Evaluating place-based programs
Random assignment studies are the gold standard for judging whether an intervention works, but that doesn’t mean they’re always the best tool for the job. When it comes to evaluating place-based programs—those that aim for comprehensive community-wide changes—random assignment is typically the wrong approach to take.
In random assignment studies, people are randomly divided into two groups. One group receives the intervention being tested—whether it’s a new drug or a job training program—and the other group does not. Then researchers study how each group’s outcome differs. Whether in clinical studies or social science research, an experiment that randomly assigns treatment is the preferred approach because it is unbiased, given a few assumptions: it gets the answer right on average.

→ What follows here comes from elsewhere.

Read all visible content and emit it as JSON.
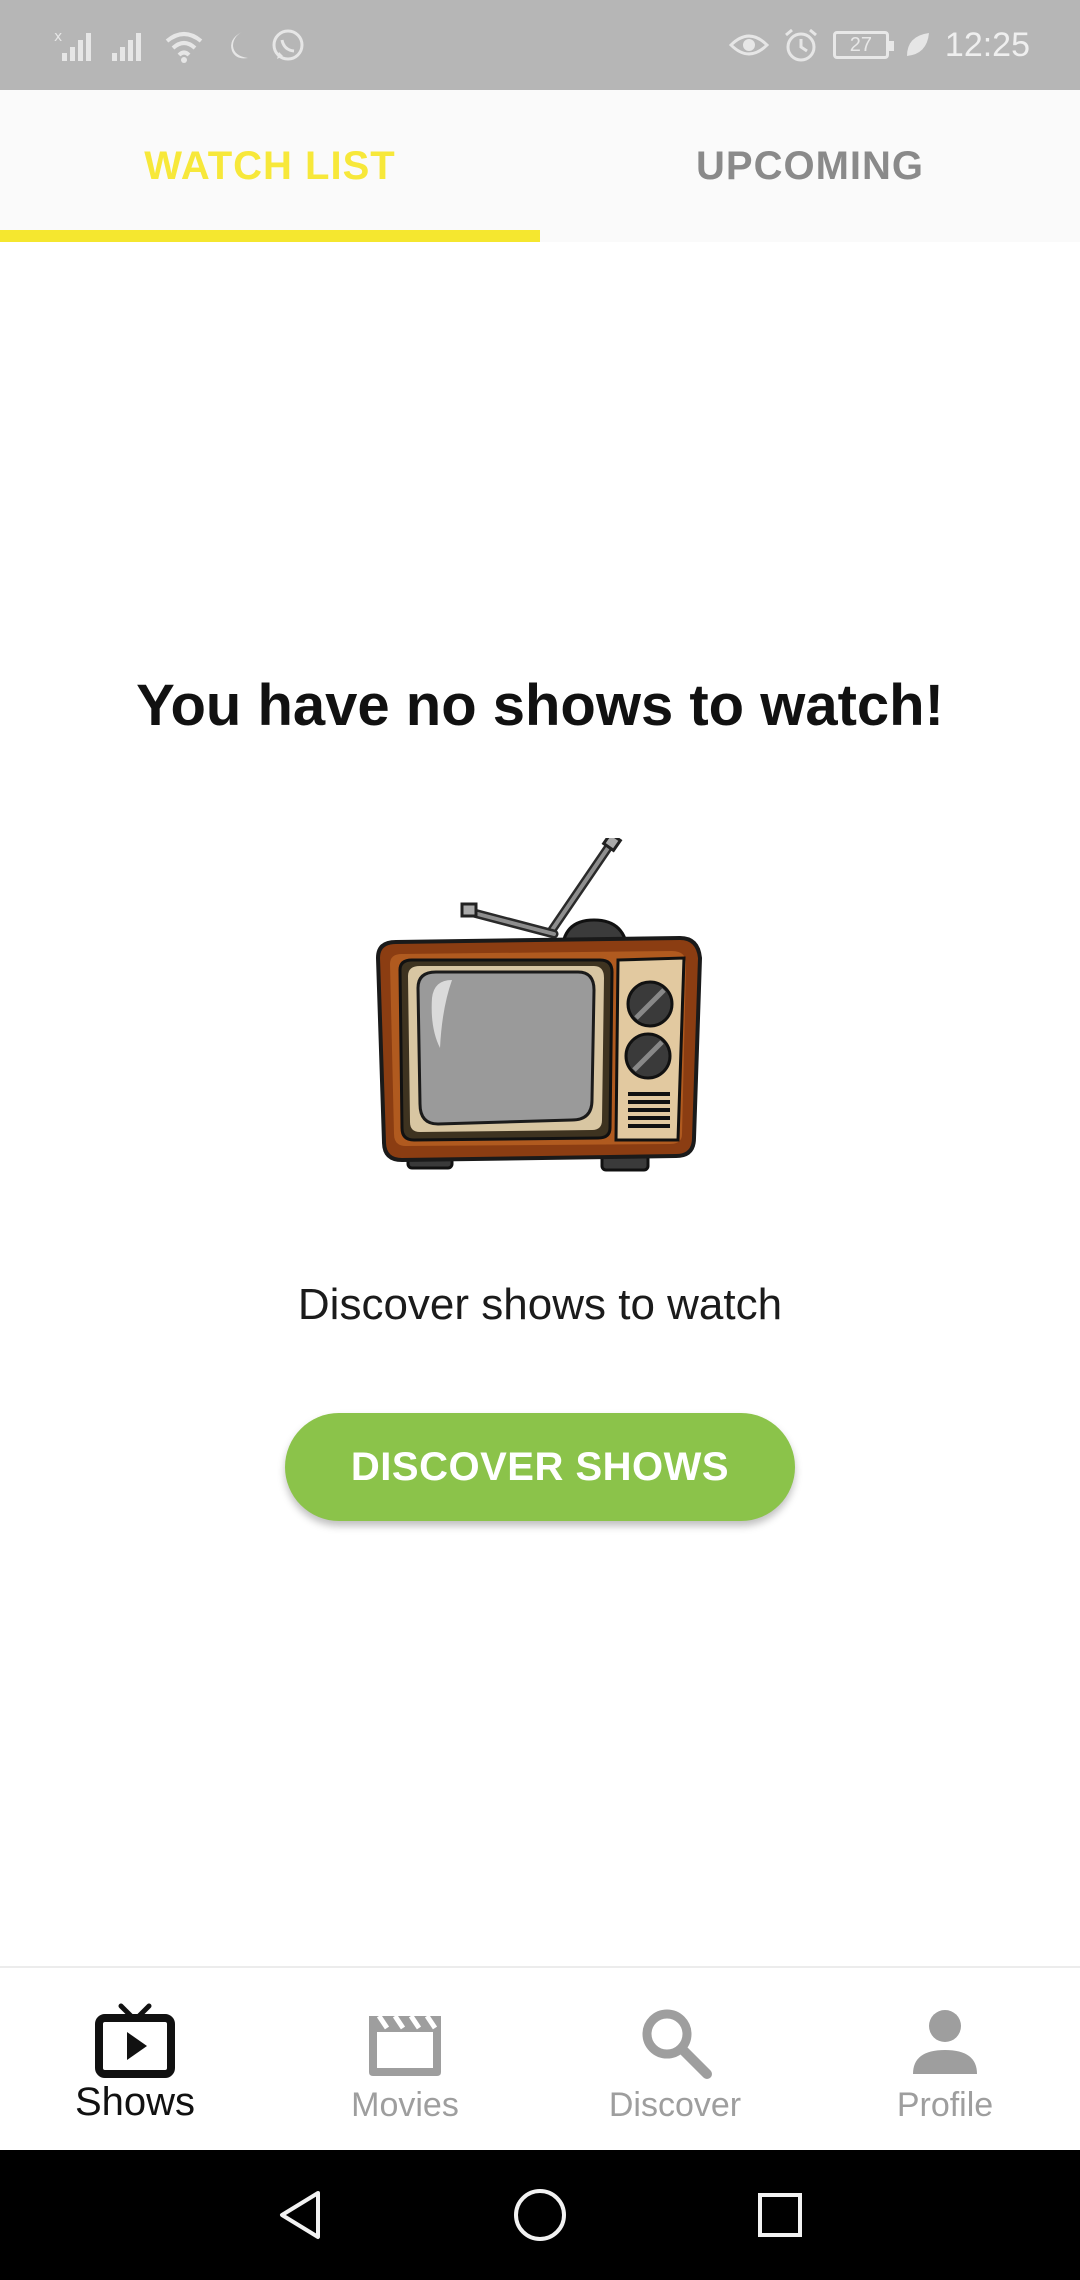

Without random assignment, the drug being given to the healthiest patients or the job training given to those with the lowest current earnings can bias us in favor of finding large effects where, in truth, the effects are small or none. But the assumptions are not always justified.

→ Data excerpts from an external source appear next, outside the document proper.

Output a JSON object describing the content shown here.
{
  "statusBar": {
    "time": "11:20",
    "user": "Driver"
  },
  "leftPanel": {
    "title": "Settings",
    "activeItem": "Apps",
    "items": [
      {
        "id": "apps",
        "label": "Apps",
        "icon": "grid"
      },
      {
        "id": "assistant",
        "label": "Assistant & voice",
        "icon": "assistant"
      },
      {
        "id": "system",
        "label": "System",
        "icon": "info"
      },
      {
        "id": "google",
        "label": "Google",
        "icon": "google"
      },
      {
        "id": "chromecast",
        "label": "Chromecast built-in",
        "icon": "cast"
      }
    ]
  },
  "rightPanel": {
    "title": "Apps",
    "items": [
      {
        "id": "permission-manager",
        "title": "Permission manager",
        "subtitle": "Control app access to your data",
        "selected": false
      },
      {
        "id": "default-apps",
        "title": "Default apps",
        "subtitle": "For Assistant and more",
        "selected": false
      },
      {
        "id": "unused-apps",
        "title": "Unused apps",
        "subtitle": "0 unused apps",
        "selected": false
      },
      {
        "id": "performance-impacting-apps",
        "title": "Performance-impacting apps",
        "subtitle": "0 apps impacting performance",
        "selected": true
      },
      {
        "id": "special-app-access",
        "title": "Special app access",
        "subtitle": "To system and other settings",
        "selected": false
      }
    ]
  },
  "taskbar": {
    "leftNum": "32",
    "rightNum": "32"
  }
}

Place-based programs, such as Promise Neighborhoods from the Department of Education and Choice Neighborhoods from the Department of Housing and Urban Development, aim to produce change by affecting the whole community, not just the individuals touched by a funded program. Part of that approach is to saturate the target, providing services to a large portion of the population so that even those not directly affected probably know someone who is, and social networks transmit the effect across the whole community. These spillovers mean that the statistical framework underlying random assignment does not apply.
We could randomly assign communities to get a program or not, but place-based programs are not a simple prescription formulated the same way everywhere. These programs are grown organically in the communities where they are implemented and draw different interventions from a broad menu of services. Each intervention is tailored to conditions on the ground. They are also continually improved using data in an ongoing development effort, as described by Sue Popkin. Treatments may also adapt to individual circumstances, with constant feedback from outcome data. Another common element is a form of case management where services are coordinated across domains, so that individuals do not fall through the cracks.

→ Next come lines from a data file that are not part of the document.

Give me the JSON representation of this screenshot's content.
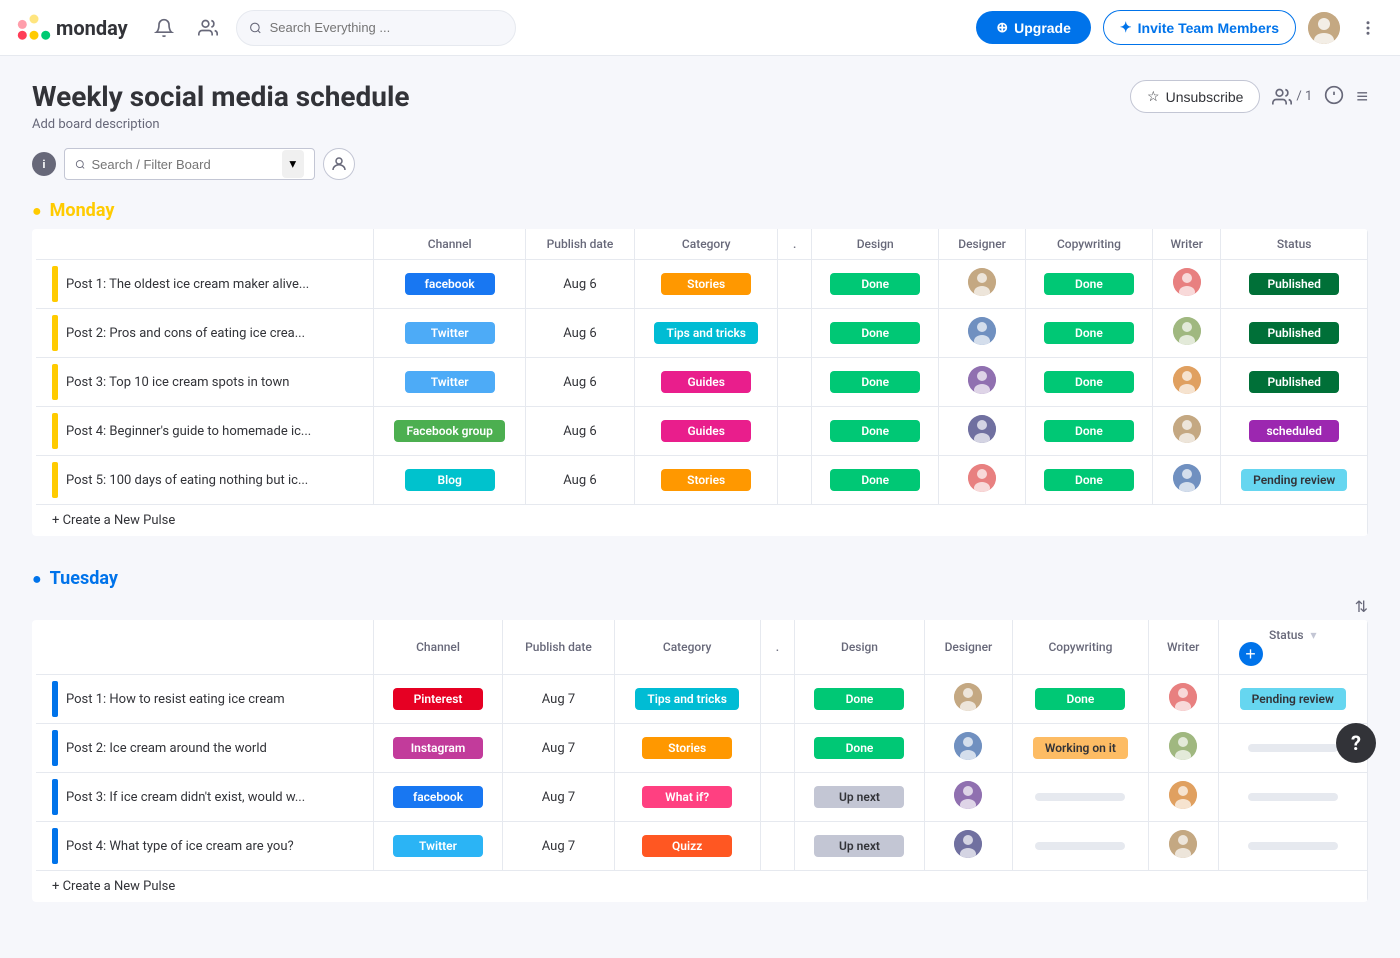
{
  "topnav": {
    "logo_text": "monday",
    "search_placeholder": "Search Everything ...",
    "upgrade_label": "Upgrade",
    "invite_label": "Invite Team Members"
  },
  "board": {
    "title": "Weekly social media schedule",
    "description": "Add board description",
    "unsubscribe_label": "Unsubscribe",
    "members_count": "/ 1"
  },
  "filter_bar": {
    "search_placeholder": "Search / Filter Board"
  },
  "columns": {
    "name": "",
    "channel": "Channel",
    "publish_date": "Publish date",
    "category": "Category",
    "dot": ".",
    "design": "Design",
    "designer": "Designer",
    "copywriting": "Copywriting",
    "writer": "Writer",
    "status": "Status"
  },
  "monday": {
    "title": "Monday",
    "rows": [
      {
        "name": "Post 1: The oldest ice cream maker alive...",
        "channel": "facebook",
        "channel_class": "pill-facebook",
        "publish_date": "Aug 6",
        "category": "Stories",
        "category_class": "pill-stories",
        "design": "Done",
        "design_class": "pill-done",
        "copywriting": "Done",
        "copywriting_class": "pill-done",
        "status": "Published",
        "status_class": "pill-published"
      },
      {
        "name": "Post 2: Pros and cons of eating ice crea...",
        "channel": "Twitter",
        "channel_class": "pill-twitter",
        "publish_date": "Aug 6",
        "category": "Tips and tricks",
        "category_class": "pill-tips",
        "design": "Done",
        "design_class": "pill-done",
        "copywriting": "Done",
        "copywriting_class": "pill-done",
        "status": "Published",
        "status_class": "pill-published"
      },
      {
        "name": "Post 3: Top 10 ice cream spots in town",
        "channel": "Twitter",
        "channel_class": "pill-twitter",
        "publish_date": "Aug 6",
        "category": "Guides",
        "category_class": "pill-guides",
        "design": "Done",
        "design_class": "pill-done",
        "copywriting": "Done",
        "copywriting_class": "pill-done",
        "status": "Published",
        "status_class": "pill-published"
      },
      {
        "name": "Post 4: Beginner's guide to homemade ic...",
        "channel": "Facebook group",
        "channel_class": "pill-facebook-group",
        "publish_date": "Aug 6",
        "category": "Guides",
        "category_class": "pill-guides",
        "design": "Done",
        "design_class": "pill-done",
        "copywriting": "Done",
        "copywriting_class": "pill-done",
        "status": "scheduled",
        "status_class": "pill-scheduled"
      },
      {
        "name": "Post 5: 100 days of eating nothing but ic...",
        "channel": "Blog",
        "channel_class": "pill-blog",
        "publish_date": "Aug 6",
        "category": "Stories",
        "category_class": "pill-stories",
        "design": "Done",
        "design_class": "pill-done",
        "copywriting": "Done",
        "copywriting_class": "pill-done",
        "status": "Pending review",
        "status_class": "pill-pending"
      }
    ],
    "new_pulse_label": "+ Create a New Pulse"
  },
  "tuesday": {
    "title": "Tuesday",
    "rows": [
      {
        "name": "Post 1: How to resist eating ice cream",
        "channel": "Pinterest",
        "channel_class": "pill-pinterest",
        "publish_date": "Aug 7",
        "category": "Tips and tricks",
        "category_class": "pill-tips",
        "design": "Done",
        "design_class": "pill-done",
        "copywriting": "Done",
        "copywriting_class": "pill-done",
        "status": "Pending review",
        "status_class": "pill-pending"
      },
      {
        "name": "Post 2: Ice cream around the world",
        "channel": "Instagram",
        "channel_class": "pill-instagram",
        "publish_date": "Aug 7",
        "category": "Stories",
        "category_class": "pill-stories",
        "design": "Done",
        "design_class": "pill-done",
        "copywriting": "Working on it",
        "copywriting_class": "pill-working",
        "status": "",
        "status_class": "pill-empty"
      },
      {
        "name": "Post 3: If ice cream didn't exist, would w...",
        "channel": "facebook",
        "channel_class": "pill-facebook",
        "publish_date": "Aug 7",
        "category": "What if?",
        "category_class": "pill-whatif",
        "design": "Up next",
        "design_class": "pill-upnext",
        "copywriting": "",
        "copywriting_class": "pill-empty",
        "status": "",
        "status_class": "pill-empty"
      },
      {
        "name": "Post 4: What type of ice cream are you?",
        "channel": "Twitter",
        "channel_class": "pill-twitter-blue",
        "publish_date": "Aug 7",
        "category": "Quizz",
        "category_class": "pill-quizz",
        "design": "Up next",
        "design_class": "pill-upnext",
        "copywriting": "",
        "copywriting_class": "pill-empty",
        "status": "",
        "status_class": "pill-empty"
      }
    ],
    "new_pulse_label": "+ Create a New Pulse"
  },
  "help": {
    "label": "?"
  },
  "avatars": {
    "female1": "#c4a882",
    "female2": "#a0785a",
    "male1": "#8a9bb0",
    "male2": "#7a6e8c",
    "cat": "#d4a070"
  }
}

How should we evaluate place-based programs?
Spillover effects on people not receiving services, plus continual improvement of services and place-specific designs, make a simple random assignment design the wrong choice. But there are methods that can credibly evaluate place-based interventions. The crucial part is defining exactly what intervention is being examined, and then using data from other communities to estimate the counterfactual outcome: What would have happened without that intervention?
It is hard to define what treatments might happen in the absence of an intervention. A neighborhood that does not receive federal dollars to implement a specific place-based program can choose to enact its own intervention. Is the right alternative no intervention at all, or whatever intervention grows in the absence of the specific treatment? There are no sugar pills given out in social experiments to prevent individuals or communities from designing their own treatment regimen. The absence of a placebo is even trickier in the absence of random assignment, but that just means we need to collect very good data on what is being done everywhere we look.